La grâce de l’ordinaire
Il y a quelques jours, je discutais avec une épouse d’une personne dépendante à la suite d’un AVC. Isabelle revenait de vacances, elle avait vu ses enfants, ses petits-enfants, des amis. Elle avait vécu quelque chose de léger, de bon et s’était nourrie de tendresse, ce que lui donne trop peu son mari qui accepte difficilement son handicap et ses limites. Elle avait vécu un moment tout autre, extra-ordinaire, et en témoignait avec gratitude.
Malgré cela le retour de vacances était difficile. Cette épouse avait un « coup de mou ». Reprendre les soins du quotidien, avoir comme seul interlocuteur un mari qui a perdu le dialogue, tout cela suscitait en elle une profonde tristesse. Qui pourrait la blâmer ? Certaines situations liées à la maladie, au handicap, à la fragilité demandent des trésors d’énergie. Je pense vraiment à Isabelle avec émotion et aussi à toutes les personnes qui vivent quelque chose de similaire.
Nous avons partagé toutes les deux, comme nous le faisons régulièrement et ce jour-là, je lui ai parlé de la grâce du quotidien qu’on peut sans cesse demander. Ce fut l’occasion d’un bel échange. Elle m’a partagé ce qui l’émerveillait.
Simon : Que retenez-vous de cet échange amical ?
C’est bien humain, Simon, de ne vouloir s’entourer que de bonnes choses. C’est bien normal de vouloir s’installer dans du beau et du léger. C’est heureux de vivre des choses extraordinaires. Et si les vacances ont pu nous donner un peu de cela, réjouissons-nous. Mais voilà, souvent, cela ne dure qu’un temps. Et le chapitre 3 de l’Ecclésiaste nous rappelle qu’il y a un temps pour tout. (un temps pour démolir et un temps pour construire, un temps pour pleurer et un temps pour rire, un temps pour se lamenter et un temps pour danser …).

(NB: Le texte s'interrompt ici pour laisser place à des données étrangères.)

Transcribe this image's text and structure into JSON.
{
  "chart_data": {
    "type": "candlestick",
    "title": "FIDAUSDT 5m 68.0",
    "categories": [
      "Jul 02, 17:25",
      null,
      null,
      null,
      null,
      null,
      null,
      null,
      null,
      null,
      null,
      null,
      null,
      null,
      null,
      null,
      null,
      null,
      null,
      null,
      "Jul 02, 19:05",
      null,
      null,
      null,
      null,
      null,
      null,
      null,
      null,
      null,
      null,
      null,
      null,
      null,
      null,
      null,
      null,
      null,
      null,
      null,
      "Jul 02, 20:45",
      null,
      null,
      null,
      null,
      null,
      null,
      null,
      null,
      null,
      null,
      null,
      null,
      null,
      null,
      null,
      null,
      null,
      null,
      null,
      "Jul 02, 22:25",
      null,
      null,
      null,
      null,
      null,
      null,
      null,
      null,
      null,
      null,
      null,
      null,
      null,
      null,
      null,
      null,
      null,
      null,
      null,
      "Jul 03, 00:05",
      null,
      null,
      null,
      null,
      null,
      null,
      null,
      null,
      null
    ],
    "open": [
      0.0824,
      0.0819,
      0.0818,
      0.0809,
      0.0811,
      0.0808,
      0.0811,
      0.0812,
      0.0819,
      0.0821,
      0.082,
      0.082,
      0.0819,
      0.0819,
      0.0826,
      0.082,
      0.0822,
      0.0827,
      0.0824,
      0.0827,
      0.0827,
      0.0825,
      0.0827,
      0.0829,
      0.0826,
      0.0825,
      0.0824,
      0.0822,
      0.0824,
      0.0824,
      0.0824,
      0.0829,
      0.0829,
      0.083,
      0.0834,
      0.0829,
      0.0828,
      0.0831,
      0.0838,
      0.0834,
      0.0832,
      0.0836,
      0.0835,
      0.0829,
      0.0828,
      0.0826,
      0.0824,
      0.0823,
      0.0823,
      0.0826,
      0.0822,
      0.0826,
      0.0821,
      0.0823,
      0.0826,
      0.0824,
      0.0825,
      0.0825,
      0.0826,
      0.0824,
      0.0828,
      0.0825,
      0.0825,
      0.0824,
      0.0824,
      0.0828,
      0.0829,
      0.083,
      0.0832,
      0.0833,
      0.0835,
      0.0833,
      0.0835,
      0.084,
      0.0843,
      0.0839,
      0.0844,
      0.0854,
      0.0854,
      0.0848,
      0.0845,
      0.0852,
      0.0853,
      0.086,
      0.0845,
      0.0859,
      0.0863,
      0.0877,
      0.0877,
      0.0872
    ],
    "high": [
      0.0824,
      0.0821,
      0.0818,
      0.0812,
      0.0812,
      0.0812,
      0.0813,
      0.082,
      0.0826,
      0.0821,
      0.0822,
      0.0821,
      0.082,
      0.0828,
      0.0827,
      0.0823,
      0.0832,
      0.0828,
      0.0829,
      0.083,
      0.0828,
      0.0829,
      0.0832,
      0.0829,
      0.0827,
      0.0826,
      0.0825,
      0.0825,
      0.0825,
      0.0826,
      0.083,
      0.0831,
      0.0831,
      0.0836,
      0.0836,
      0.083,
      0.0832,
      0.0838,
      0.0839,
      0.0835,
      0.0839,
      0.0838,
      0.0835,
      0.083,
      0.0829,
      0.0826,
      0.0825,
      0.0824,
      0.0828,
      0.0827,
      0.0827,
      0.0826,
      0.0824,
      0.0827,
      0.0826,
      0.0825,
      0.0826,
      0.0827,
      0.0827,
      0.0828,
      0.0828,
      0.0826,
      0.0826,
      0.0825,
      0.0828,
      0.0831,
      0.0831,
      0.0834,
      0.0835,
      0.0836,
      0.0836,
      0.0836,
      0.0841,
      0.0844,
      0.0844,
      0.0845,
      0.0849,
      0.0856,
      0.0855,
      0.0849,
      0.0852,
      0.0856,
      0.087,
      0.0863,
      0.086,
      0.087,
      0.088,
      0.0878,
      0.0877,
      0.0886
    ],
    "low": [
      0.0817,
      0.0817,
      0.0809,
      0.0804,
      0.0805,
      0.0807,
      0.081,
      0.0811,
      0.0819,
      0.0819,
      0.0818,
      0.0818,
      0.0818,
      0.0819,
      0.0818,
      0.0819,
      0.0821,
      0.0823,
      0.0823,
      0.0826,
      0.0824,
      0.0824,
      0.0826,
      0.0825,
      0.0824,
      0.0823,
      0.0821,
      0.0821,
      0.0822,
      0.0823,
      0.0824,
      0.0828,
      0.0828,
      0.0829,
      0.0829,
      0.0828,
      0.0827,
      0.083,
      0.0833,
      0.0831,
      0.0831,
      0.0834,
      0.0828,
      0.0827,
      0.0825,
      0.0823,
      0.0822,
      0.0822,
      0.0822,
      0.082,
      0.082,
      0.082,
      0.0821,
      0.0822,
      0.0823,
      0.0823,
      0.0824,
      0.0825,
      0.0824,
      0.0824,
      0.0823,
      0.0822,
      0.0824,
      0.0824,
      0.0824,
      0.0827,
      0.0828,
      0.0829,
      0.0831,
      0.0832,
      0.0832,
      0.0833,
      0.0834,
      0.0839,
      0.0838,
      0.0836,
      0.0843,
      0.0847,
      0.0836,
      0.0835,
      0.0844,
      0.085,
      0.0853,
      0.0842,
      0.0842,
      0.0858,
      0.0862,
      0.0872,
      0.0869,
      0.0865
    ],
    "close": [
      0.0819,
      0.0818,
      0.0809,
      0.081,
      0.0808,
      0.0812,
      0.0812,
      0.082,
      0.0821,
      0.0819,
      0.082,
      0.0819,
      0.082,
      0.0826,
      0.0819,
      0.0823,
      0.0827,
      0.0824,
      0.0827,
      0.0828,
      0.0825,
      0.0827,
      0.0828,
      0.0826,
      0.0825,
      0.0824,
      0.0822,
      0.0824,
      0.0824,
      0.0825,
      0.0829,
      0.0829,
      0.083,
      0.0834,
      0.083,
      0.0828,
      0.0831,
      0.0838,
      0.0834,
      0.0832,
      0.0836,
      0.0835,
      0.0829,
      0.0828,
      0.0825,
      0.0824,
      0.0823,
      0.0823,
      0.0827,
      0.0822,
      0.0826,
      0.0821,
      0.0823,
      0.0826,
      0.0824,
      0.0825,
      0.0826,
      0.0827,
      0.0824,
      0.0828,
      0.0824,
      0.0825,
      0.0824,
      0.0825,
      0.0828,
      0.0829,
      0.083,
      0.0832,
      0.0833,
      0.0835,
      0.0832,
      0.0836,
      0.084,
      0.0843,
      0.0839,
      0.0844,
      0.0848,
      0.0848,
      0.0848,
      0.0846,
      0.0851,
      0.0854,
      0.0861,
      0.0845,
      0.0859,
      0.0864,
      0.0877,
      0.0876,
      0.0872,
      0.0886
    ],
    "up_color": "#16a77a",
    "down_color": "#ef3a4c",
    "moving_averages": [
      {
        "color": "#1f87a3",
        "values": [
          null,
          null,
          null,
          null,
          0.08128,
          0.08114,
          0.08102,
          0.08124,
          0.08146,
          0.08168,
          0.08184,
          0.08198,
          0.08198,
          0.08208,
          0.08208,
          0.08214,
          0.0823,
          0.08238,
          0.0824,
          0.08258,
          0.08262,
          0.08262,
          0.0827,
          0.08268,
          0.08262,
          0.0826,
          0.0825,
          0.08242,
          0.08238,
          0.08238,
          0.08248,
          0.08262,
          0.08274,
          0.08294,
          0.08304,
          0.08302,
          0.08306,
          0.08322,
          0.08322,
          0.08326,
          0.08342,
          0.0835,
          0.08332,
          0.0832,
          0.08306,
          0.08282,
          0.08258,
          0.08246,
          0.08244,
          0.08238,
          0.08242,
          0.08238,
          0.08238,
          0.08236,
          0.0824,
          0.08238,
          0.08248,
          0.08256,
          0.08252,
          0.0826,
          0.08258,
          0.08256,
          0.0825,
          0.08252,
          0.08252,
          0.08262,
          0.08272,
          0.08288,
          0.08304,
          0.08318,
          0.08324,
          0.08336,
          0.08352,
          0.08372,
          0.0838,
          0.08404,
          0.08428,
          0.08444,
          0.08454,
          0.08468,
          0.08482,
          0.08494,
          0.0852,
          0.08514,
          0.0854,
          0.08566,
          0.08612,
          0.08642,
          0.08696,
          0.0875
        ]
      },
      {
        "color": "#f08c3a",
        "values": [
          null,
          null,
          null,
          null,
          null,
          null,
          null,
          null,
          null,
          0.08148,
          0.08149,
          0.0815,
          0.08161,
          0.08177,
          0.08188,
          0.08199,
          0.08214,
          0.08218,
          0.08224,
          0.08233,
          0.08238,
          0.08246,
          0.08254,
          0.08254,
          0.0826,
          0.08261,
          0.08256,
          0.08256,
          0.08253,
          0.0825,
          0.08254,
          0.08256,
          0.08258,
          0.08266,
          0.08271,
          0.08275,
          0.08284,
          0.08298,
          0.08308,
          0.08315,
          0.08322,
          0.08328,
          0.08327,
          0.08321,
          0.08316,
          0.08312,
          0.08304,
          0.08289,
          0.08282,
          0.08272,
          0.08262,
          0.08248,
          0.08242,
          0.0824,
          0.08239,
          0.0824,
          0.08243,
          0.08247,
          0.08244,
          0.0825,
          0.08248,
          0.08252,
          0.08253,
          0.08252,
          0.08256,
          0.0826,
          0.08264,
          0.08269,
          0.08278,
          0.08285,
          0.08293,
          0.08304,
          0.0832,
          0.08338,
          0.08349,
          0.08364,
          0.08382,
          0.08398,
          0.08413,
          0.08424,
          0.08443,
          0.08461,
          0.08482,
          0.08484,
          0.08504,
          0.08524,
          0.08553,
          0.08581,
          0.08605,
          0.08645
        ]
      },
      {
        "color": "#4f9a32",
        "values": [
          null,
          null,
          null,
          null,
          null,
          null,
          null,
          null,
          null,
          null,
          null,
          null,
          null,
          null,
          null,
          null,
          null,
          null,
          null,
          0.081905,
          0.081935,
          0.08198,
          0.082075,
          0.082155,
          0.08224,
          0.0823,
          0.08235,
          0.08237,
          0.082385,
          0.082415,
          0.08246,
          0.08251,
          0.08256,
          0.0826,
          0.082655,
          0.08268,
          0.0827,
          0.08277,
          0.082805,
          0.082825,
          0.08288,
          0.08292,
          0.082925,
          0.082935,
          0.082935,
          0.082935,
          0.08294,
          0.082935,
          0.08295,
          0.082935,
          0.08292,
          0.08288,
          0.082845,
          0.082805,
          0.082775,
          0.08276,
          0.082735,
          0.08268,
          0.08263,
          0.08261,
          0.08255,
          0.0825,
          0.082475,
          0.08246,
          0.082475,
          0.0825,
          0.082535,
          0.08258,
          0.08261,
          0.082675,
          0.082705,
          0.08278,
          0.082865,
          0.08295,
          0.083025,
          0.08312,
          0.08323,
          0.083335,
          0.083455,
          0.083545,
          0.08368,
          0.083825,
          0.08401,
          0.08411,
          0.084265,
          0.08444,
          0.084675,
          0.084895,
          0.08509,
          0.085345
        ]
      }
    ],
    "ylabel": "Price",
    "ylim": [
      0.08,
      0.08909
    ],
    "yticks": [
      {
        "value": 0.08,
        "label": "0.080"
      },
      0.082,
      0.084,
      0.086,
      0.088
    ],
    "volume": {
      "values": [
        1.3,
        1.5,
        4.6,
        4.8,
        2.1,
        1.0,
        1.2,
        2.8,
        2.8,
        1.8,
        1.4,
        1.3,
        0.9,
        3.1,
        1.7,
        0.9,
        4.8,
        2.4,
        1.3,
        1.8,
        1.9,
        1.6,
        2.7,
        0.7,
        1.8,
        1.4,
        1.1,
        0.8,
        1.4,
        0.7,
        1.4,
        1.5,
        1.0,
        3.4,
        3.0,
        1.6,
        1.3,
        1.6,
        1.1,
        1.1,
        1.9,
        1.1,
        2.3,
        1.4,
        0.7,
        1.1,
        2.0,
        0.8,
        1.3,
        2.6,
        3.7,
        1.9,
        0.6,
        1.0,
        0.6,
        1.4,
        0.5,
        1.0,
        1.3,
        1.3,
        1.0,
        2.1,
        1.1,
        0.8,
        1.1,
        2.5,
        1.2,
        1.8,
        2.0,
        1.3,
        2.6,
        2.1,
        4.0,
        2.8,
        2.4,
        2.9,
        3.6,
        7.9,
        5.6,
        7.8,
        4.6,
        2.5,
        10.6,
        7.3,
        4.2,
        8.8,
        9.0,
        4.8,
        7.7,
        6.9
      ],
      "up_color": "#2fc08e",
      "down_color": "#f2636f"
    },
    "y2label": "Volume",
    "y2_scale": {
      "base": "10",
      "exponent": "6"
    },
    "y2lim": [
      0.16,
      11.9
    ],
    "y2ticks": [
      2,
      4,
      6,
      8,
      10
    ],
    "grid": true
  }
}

Isabelle, cette épouse m’invite, et peut-être, nous tous collectivement, à cultiver la joie du quotidien, à aimer l’instant présent, à vivre l’extraordinaire dans l’ordinaire pour que les épreuves ou les découragements ne nous rendent pas amers.
Christian Bobin, écrivain et poète, écrit sur la beauté simple du quotidien. Il parle de l’importance de chercher sans vouloir réussir et de l’émerveillement dans l’ordinaire des jours. Sainte Thérèse, elle, de son côté disait : « Pour aimer, je n’ai rien qu’aujourd’hui ». Christian Bobin et St Thérèse, tous les deux, à leur façon, nous invitent aussi à vivre l’aujourd’hui, le quotidien, dans l’assurance qu’il peut se passer quelque chose de bon, qu’il y a du beau dans l’ordinaire.
Difficile parfois d’entrer dans la grâce du quotidien. Alors, encourageons-nous les uns les autres, à repérer chaque jour, cette grâce.
Et pourquoi ne pas commencer tout de suite ? L’accueil chaleureux que vous m’avez réservé, Simon, sur ce plateau, pour cette première chronique, me fait entrer dans la grâce de ce jour.